FIG. 1 is a block diagram showing an embodiment of the present invention, and FIG. 2 is an operation flowchart of the control circuit in FIG. 1. Explanation of symbols of main parts 1, 14... Microphone, 6... Relay switch, 11... Two-dimensional display, OP... Operational amplifier.

Claims (1)

[Claims] 1. Frequency analysis means for dividing sound at a predetermined position in the vehicle interior into a plurality of frequency range signals; noise level signal generation means representing the noise level in the vehicle interior;
a selection switch for sequentially switching and relaying any one of the frequency range signal and the noise level signal; a logarithmic compression means for logarithmically compressing the output signal of the selection switch means; and a level of the output signal of the logarithm compression means.
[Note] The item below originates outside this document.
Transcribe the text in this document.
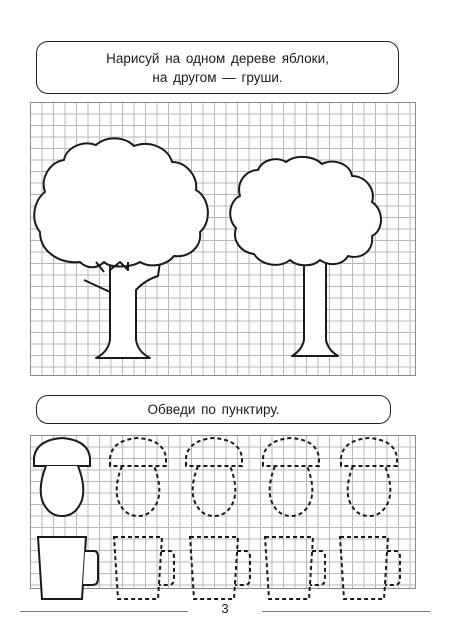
Нарисуй на одном дереве яблоки,
на другом — груши.
Обведи по пунктиру.
3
An A/D conversion means for generating a digital signal, a display means for two-dimensionally displaying a change in the digital signal in synchronization with a switching operation of the selection switch means, and a selection switch means for relaying the noise level signal. 1. An on-vehicle frequency characteristic detection device comprising: amplifying means for amplifying an input audio signal with an amplification degree corresponding to the digital signal when the digital signal is being input.